Equity
Outlook 2025: traversing the semiconductor cycle
Back to all
Investing in the semiconductor industry can be quite complex. It is, in fact, a very technical industry from a technology perspective, and the prospects of the companies within the industry are influenced by multiple factors such as the execution of their innovation roadmap, the structural and cyclical health of the addressed end markets, and more recently, by geopolitics. In recent months, the debate in the market has centred around the state of the cycle and whether we have already passed the peak. Here’s our perspective on the outlook for the industry.
Structurally speaking, we believe it is worth making the effort to understand all these moving parts, as the semiconductor industry grows faster than the global economy through the cycles. This superior growth profile is driven by the ever-increasing chip content in the devices that permeate our daily lives. Without semiconductors, there would be no smartphones, no PCs, or even cars. We think it is not exaggerated to say that semiconductors represent the backbone of our modern society.

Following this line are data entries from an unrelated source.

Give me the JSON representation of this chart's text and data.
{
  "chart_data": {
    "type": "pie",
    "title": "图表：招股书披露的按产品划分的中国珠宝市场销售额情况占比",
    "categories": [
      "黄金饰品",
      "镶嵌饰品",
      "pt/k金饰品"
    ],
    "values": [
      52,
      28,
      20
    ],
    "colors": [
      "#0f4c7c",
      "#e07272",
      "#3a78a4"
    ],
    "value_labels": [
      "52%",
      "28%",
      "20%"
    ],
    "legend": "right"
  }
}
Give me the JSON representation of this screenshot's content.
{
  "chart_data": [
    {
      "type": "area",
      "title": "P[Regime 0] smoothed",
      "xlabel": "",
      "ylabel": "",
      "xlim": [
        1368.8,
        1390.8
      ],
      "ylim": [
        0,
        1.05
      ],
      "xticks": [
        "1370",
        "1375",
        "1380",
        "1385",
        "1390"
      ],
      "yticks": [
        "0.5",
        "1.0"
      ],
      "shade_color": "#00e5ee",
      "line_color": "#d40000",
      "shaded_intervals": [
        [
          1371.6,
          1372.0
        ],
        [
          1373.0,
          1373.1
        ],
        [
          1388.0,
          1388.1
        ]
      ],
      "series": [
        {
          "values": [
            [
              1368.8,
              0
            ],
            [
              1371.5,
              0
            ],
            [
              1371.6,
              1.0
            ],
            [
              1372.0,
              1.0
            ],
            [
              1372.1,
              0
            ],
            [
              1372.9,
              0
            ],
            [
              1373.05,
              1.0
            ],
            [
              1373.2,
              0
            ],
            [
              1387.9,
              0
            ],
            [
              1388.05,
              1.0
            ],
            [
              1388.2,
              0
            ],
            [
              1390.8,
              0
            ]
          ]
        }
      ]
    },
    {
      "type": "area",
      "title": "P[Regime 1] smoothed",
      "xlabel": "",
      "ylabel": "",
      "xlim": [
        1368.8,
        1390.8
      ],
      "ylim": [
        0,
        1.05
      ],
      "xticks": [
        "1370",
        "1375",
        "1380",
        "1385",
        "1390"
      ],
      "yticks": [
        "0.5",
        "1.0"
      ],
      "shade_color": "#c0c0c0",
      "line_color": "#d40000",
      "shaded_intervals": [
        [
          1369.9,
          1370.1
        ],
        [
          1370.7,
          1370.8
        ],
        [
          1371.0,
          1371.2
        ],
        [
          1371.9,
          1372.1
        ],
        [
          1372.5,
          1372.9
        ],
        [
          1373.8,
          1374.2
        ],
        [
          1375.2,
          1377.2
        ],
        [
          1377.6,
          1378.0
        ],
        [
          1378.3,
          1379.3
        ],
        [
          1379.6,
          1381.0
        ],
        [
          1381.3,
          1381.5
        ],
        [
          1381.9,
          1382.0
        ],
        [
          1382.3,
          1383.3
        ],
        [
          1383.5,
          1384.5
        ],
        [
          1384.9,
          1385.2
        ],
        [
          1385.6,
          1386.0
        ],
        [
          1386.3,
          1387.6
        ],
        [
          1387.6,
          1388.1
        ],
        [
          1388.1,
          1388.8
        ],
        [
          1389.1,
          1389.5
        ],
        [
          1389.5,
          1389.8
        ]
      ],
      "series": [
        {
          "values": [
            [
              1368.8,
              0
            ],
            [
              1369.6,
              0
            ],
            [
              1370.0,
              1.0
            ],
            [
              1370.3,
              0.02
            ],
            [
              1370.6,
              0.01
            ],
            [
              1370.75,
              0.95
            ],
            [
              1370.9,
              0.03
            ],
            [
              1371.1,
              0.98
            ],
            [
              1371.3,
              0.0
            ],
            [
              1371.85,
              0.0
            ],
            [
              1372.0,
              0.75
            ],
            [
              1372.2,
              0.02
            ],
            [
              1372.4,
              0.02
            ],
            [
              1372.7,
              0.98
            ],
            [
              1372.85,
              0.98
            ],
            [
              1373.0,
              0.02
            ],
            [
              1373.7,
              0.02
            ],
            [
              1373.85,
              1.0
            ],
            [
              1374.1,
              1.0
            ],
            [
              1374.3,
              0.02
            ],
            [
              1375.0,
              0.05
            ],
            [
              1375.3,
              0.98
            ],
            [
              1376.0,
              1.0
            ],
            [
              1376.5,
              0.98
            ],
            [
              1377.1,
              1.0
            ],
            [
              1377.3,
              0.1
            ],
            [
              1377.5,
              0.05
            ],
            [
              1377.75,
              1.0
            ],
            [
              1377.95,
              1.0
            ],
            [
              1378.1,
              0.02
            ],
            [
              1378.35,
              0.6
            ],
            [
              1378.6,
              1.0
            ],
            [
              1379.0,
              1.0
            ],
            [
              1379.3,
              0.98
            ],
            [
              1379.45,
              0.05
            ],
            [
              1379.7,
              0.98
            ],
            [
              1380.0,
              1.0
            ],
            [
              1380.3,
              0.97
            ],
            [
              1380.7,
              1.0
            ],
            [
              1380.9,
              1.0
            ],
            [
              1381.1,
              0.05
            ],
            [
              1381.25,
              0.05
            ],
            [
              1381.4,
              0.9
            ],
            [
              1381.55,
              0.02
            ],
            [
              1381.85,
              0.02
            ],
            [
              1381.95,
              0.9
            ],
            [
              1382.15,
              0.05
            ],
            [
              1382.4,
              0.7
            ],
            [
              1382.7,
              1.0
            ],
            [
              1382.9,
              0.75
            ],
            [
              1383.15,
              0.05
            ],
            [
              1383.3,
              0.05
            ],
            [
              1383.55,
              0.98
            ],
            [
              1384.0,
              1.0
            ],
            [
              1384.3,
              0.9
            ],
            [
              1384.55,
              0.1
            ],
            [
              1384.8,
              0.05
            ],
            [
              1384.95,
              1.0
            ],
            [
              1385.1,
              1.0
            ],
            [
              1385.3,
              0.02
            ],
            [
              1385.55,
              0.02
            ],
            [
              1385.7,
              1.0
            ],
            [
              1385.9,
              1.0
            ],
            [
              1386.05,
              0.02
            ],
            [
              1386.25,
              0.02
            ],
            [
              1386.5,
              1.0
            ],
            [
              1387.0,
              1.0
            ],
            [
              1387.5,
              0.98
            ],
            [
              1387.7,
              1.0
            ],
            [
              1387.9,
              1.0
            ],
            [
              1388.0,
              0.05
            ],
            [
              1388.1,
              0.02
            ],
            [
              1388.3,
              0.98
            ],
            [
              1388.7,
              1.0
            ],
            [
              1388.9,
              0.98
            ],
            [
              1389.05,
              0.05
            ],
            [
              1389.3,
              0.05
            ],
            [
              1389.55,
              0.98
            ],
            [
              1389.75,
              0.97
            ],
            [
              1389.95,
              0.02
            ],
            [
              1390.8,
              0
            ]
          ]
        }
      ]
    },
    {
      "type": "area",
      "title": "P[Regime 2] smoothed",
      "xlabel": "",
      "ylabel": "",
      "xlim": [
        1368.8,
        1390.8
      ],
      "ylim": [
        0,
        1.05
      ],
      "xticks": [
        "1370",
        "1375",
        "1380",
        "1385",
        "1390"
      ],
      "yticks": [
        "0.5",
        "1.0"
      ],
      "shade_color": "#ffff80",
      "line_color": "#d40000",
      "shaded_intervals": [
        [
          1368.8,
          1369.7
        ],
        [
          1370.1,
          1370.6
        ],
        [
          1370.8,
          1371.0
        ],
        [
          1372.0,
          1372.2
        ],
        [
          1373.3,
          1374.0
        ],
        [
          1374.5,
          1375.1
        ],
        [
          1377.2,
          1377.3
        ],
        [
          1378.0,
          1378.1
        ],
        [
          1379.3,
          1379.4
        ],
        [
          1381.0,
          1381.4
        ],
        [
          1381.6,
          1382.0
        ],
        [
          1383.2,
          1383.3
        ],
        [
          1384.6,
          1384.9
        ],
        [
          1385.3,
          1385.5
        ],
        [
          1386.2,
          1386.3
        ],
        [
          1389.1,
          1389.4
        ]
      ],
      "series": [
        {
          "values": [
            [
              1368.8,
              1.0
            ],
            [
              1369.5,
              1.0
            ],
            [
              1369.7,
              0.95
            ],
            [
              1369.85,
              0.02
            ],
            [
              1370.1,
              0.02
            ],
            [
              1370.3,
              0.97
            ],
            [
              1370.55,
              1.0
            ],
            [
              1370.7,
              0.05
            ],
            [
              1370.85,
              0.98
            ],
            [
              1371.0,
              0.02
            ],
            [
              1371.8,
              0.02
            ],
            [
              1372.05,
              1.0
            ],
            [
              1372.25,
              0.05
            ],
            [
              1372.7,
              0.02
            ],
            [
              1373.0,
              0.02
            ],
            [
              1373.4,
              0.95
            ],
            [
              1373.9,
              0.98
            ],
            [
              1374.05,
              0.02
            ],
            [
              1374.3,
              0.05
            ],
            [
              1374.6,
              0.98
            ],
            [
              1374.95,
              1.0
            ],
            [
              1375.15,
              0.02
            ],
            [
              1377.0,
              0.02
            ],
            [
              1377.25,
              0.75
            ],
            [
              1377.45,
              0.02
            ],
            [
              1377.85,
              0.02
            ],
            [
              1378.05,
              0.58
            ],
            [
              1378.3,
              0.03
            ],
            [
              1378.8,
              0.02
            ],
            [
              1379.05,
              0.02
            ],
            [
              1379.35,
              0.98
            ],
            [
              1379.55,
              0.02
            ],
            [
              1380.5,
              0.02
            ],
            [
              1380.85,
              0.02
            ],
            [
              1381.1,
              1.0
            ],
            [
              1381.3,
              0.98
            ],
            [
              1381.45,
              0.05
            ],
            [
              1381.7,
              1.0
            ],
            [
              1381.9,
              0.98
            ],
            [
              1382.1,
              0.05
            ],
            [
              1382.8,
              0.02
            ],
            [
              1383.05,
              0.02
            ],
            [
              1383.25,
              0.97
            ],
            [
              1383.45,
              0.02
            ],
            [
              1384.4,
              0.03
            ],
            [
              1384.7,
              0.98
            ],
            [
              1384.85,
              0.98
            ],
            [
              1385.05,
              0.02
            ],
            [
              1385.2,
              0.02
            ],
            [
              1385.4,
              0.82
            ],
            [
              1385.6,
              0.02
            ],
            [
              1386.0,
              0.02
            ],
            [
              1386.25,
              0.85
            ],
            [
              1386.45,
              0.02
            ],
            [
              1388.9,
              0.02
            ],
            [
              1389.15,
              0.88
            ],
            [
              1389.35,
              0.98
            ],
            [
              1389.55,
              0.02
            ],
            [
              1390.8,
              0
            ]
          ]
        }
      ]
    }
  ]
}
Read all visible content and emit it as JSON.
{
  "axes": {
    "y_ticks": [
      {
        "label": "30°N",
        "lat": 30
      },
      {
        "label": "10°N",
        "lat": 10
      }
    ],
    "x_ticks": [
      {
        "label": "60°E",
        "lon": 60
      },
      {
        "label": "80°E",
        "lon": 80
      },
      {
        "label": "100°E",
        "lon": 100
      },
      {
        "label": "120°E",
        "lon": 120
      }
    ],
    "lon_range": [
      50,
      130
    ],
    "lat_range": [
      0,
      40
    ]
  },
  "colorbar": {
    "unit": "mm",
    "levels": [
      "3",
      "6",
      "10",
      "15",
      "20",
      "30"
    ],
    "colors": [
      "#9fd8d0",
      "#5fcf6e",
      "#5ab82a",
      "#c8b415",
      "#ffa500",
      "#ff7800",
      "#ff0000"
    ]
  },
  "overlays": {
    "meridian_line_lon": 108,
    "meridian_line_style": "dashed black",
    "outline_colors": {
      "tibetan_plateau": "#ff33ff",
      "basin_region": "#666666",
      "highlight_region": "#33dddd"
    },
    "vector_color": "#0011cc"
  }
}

However, this industry is characterised by its cyclical nature, as manufacturing capacity addition takes a long time to come to the market, creating regular mismatches between the demand and supply of semiconductors. The stock prices of semiconductor companies are closely linked to these cyclical fluctuations, as can be seen on the chart below. Understanding where we are in the cycle is therefore crucial for making informed short-term investment decisions.
Semiconductor revenue growth versus market value changes (year-over-year)
Source: Company reports, Factset, DPAM; 2024
At present, the data collected by the Semiconductor Industry Association continue to indicate that the growth of the sector is in positive territory and that we are in the growth acceleration phase of the cycle. Historically, this stage can be characterised as the mid-part of the cycle and has been favourable for the performance of semiconductor stocks. Despite still being in the revenue growth acceleration phase, the market value of these companies, as represented by the SOX equally weighted index, has already peaked and is now more than 20% below its early summer high. This apparent contradiction raises important questions for investors. Why is the market pulling back when indicators suggest we should be in a bullish phase? Part of the answer lies in concerns regarding the breadth of the cyclical recovery we have seen so far.
Up until now, the current cycle has been largely propelled by the growth of AI. This trend is evident in the data centre revenue profiles of companies like Nvidia, as well as in the sales figures of DRAM memory manufacturers. The explosion of AI technologies, and more specifically Generative AI, has driven an intensive demand for high-performance and power-efficient computing chips, as well as high-performance memory chips.
Meanwhile, outside of AI, the mainstream segments of the market—such as smartphones, personal computers, industrial equipment, and automotive applications—are only just beginning to recover. The automotive sector, in particular, is still grappling with an inventory correction. The recovery has been slower than companies had anticipated, but it remains underway, in our opinion. The anticipated increase in the volume of smartphones and PCs, combined with the additional boost from higher semiconductor content per device for edge AI applications, is expected to sustain the industry cycle into 2025, provided that investment in Gen AI infrastructure by the cloud providers doesn't decline—a scenario that is not currently the base case.
Since the summer, the market has been grappling with concerns about the sustainability of the cycle. These worries, coupled with a weaker outlook for Chinese semiconductor equipment spending—partly due to risks associated with export restrictions—and some operational challenges at industry giants like Intel and Samsung, have caused a derating of the companies specialising in semiconductor capital equipment relative to the market. As we look ahead to a probable rebound in equipment spending in 2025, these firms may present compelling opportunities for investors.
Circling back from the cyclical to the structural discussion, these semiconductor equipment companies benefit from a very attractive asset-light business model, a compelling oligopolistic market structure, as well as from the ever-increasing complexity of manufacturing semiconductors at the leading edge, supporting their strongly profitable growth outlook.